Structural studies of molecular motors: Relationship with degenerative deseases

Molecular motors are multi-protein complexes that produce important mechanical or chemical work using either adenosine triphosphate (ATP), the energy fuel of the cell, or producing it.

The laboratory is interested in analyzing two splendid molecular motors through structural studies;

• Human dynein is a multi-protein complex with a M. W. of around 1,300 kDa and functions as a molecular motor. This engine is divided into two domains (Figure 1); The "motor" that is the domain that uses ATP to "walk" sequentially to the minus-end of microtubules, and; The "stem" where the dimerization domain is located and where the other subunits are bound. Dynein is composed of two copies of 6 different proteins. This molecular motor, together with its cofactor, dynactin, is responsible for the polarized spatial organization of intra-cellular transport towards the nucleus and also assist in cell division. On the other hand, the medical importance of dynein is that this machine is recruited for viral transport to the nucleus of the cell. In addition, mutations in this complex cause severe neurodegenerative disorders in patients. In this project, fragments of the human dynein and mutants will be purified to solve their crystallographic structures at high resolution and thus to propose the binding mechanism of this molecular motor with its different cargo-cargo adaptors.

  Model of human dynein derived from cryo-electron microscopy.

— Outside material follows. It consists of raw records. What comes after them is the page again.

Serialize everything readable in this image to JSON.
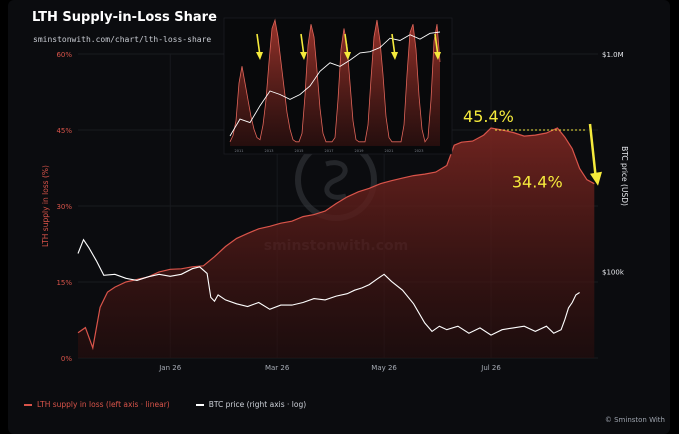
{
  "header": {
    "title": "LTH Supply-in-Loss Share",
    "subtitle": "sminstonwith.com/chart/lth-loss-share"
  },
  "legend": {
    "lth_label": "LTH supply in loss (left axis · linear)",
    "btc_label": "BTC price (right axis · log)"
  },
  "copyright": "© Sminston With",
  "watermark": "sminstonwith.com",
  "colors": {
    "background": "#0b0c0f",
    "lth_line": "#d9544a",
    "lth_fill": "#6e1f1c",
    "btc_line": "#ffffff",
    "highlight": "#f5ea3c",
    "left_axis_text": "#d9544a"
  },
  "chart_data": [
    {
      "type": "area",
      "title": "LTH Supply-in-Loss Share",
      "ylabel": "LTH supply in loss (%)",
      "y2label": "BTC price (USD)",
      "y2scale": "log",
      "ylim": [
        0,
        60
      ],
      "y2lim": [
        40000,
        1000000
      ],
      "yticks": [
        "0%",
        "15%",
        "30%",
        "45%",
        "60%"
      ],
      "y2ticks": [
        "$100k",
        "$1.0M"
      ],
      "y2tick_values": [
        100000,
        1000000
      ],
      "xticks": [
        "Jan 26",
        "Mar 26",
        "May 26",
        "Jul 26"
      ],
      "xtick_days": [
        50,
        108,
        166,
        224
      ],
      "x_range_days": [
        0,
        282
      ],
      "grid": true,
      "legend_position": "bottom-left",
      "annotations": [
        {
          "text": "45.4%",
          "day": 224,
          "value": 45.4
        },
        {
          "text": "34.4%",
          "day": 270,
          "value": 34.4
        }
      ],
      "series": [
        {
          "name": "LTH supply in loss (left axis · linear)",
          "axis": "left",
          "x": [
            0,
            4,
            8,
            12,
            16,
            20,
            26,
            32,
            38,
            44,
            50,
            56,
            62,
            68,
            74,
            80,
            86,
            92,
            98,
            104,
            110,
            116,
            122,
            128,
            134,
            140,
            146,
            152,
            158,
            164,
            170,
            176,
            182,
            188,
            194,
            200,
            204,
            208,
            214,
            220,
            224,
            230,
            236,
            242,
            248,
            254,
            260,
            264,
            268,
            272,
            276,
            280
          ],
          "values": [
            5,
            6,
            2,
            10,
            13,
            14,
            15,
            15.5,
            16,
            17,
            17.5,
            17.6,
            18,
            18.2,
            20,
            22,
            23.6,
            24.6,
            25.5,
            26,
            26.6,
            27,
            27.9,
            28.3,
            29,
            30.5,
            31.8,
            32.8,
            33.5,
            34.4,
            35,
            35.5,
            36,
            36.3,
            36.7,
            38,
            42,
            42.6,
            42.8,
            44,
            45.4,
            45.0,
            44.5,
            43.8,
            44.0,
            44.4,
            45.4,
            43.6,
            41.3,
            37.4,
            35.2,
            34.4
          ]
        },
        {
          "name": "BTC price (right axis · log)",
          "axis": "right",
          "x": [
            0,
            3,
            6,
            10,
            14,
            20,
            26,
            32,
            38,
            44,
            50,
            56,
            62,
            66,
            70,
            72,
            74,
            76,
            80,
            86,
            92,
            98,
            104,
            110,
            116,
            122,
            128,
            134,
            140,
            146,
            150,
            154,
            158,
            162,
            166,
            170,
            176,
            182,
            188,
            192,
            196,
            200,
            206,
            212,
            218,
            224,
            230,
            236,
            242,
            248,
            254,
            258,
            262,
            264,
            266,
            268,
            270,
            272
          ],
          "values": [
            121000,
            140000,
            128000,
            112000,
            96000,
            97000,
            93000,
            91000,
            94500,
            97000,
            95000,
            97000,
            103000,
            105000,
            98000,
            76000,
            73000,
            78000,
            74000,
            71000,
            69000,
            72000,
            67000,
            70000,
            70000,
            72000,
            75000,
            74000,
            77000,
            79000,
            82000,
            84000,
            87000,
            92000,
            97000,
            90000,
            82000,
            71000,
            58000,
            53000,
            56000,
            54000,
            56000,
            52000,
            55000,
            51000,
            54000,
            55000,
            56000,
            53000,
            56000,
            52000,
            54000,
            60000,
            68000,
            72000,
            78000,
            80000
          ]
        }
      ]
    },
    {
      "type": "area",
      "title": "",
      "xticks": [
        "2011",
        "2013",
        "2015",
        "2017",
        "2019",
        "2021",
        "2023"
      ],
      "series": [
        {
          "name": "LTH supply in loss",
          "x": [
            0,
            3,
            6,
            9,
            12,
            15,
            18,
            21,
            24,
            27,
            30,
            33,
            36,
            39,
            42,
            45,
            48,
            51,
            54,
            57,
            60,
            63,
            66,
            69,
            72,
            75,
            78,
            81,
            84,
            87,
            90,
            93,
            96,
            99,
            102,
            105,
            108,
            111,
            114,
            117,
            120,
            123,
            126,
            129,
            132,
            135,
            138,
            141,
            144,
            147,
            150,
            153,
            156,
            159,
            162,
            165,
            168,
            171,
            174,
            177,
            180,
            183,
            186,
            189,
            192,
            195,
            198,
            201,
            204,
            207,
            210
          ],
          "values": [
            2,
            5,
            12,
            30,
            38,
            30,
            22,
            14,
            8,
            4,
            3,
            10,
            22,
            40,
            56,
            60,
            52,
            40,
            28,
            16,
            8,
            3,
            2,
            2,
            6,
            24,
            48,
            58,
            52,
            36,
            18,
            6,
            2,
            2,
            2,
            4,
            22,
            46,
            56,
            48,
            30,
            12,
            3,
            2,
            2,
            2,
            10,
            32,
            52,
            60,
            50,
            34,
            14,
            4,
            2,
            2,
            2,
            2,
            10,
            34,
            54,
            58,
            46,
            24,
            8,
            2,
            4,
            22,
            50,
            58,
            40
          ]
        },
        {
          "name": "BTC price",
          "x": [
            0,
            10,
            20,
            30,
            40,
            50,
            60,
            70,
            80,
            90,
            100,
            110,
            120,
            130,
            140,
            150,
            160,
            170,
            180,
            190,
            200,
            210
          ],
          "values": [
            1,
            4,
            3,
            12,
            40,
            30,
            20,
            30,
            60,
            200,
            400,
            300,
            500,
            900,
            1000,
            1400,
            3000,
            2500,
            4000,
            2800,
            4500,
            5000
          ]
        }
      ],
      "arrows_at_days": [
        30,
        74,
        118,
        165,
        208
      ]
    }
  ]
}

Taken from (Carter, AP, et al., 2016). The top panel shows the gene topology from dynein subunits. The lower panel shows the approximate location of the subunits and different domains of dynein.
   

• ATP synthase is also a protein complex found in energy transducer membranes; bacterial plasmatic membranes, in plant chloroplast lamellae and in the inner membrane of eukaryotic mitochondria, the molecular weight its among 500 kDa and 850 kDa depending on the species. ATP synthase synthesizes ATP from ADP and Pi using proton motive force as the energy source. The enzyme can be separated into two sectors: The F₁ sector, which is water soluble and is where catalytic sites are located; and the hydrophobic F_o sector, embedded in the membrane, here is the channel through which protons pass and produces the rotational movement of the enzyme. Thanks to the latest studies carried out in the ATP synthase from Paracoccus denitrificans has managed to solve a question that had remained in the field for the past 30 years, the crystallographic structure of the complete enzyme (Figure 2). With this structure we have a better understanding of the proton channel mechanism and its coupling to the ATP synthesis. One of the subunits that had remained elusive, the "a" subunit, lies on the membrane at 30^o to the central axis of the "c" subunit ring (Figure 3). Mutations in this subunit generate some degenerative diseases. In this project we will solve the atomic structure of ATP synthase with the different mutations in the subunit a, together with biochemical techniques, to determine the molecular mechanism that provokes these mutations in the enzyme.
   

  Figure 2. Crystallization and diffraction of ATP synthase from P. denitrificans.
  (a) Crystals of the enzyme, the scale measures 50 μm.  (b) Polyacrylamide gel denatured in the presence of SDS of dissolved crystals.  (c) Diffraction image of a representative crystal.

   

  

  Model derived from diffraction of the crystals of the ATP synthase from P. denitrificans. A. Side view of the complex.   B. Frontal view of the enzyme.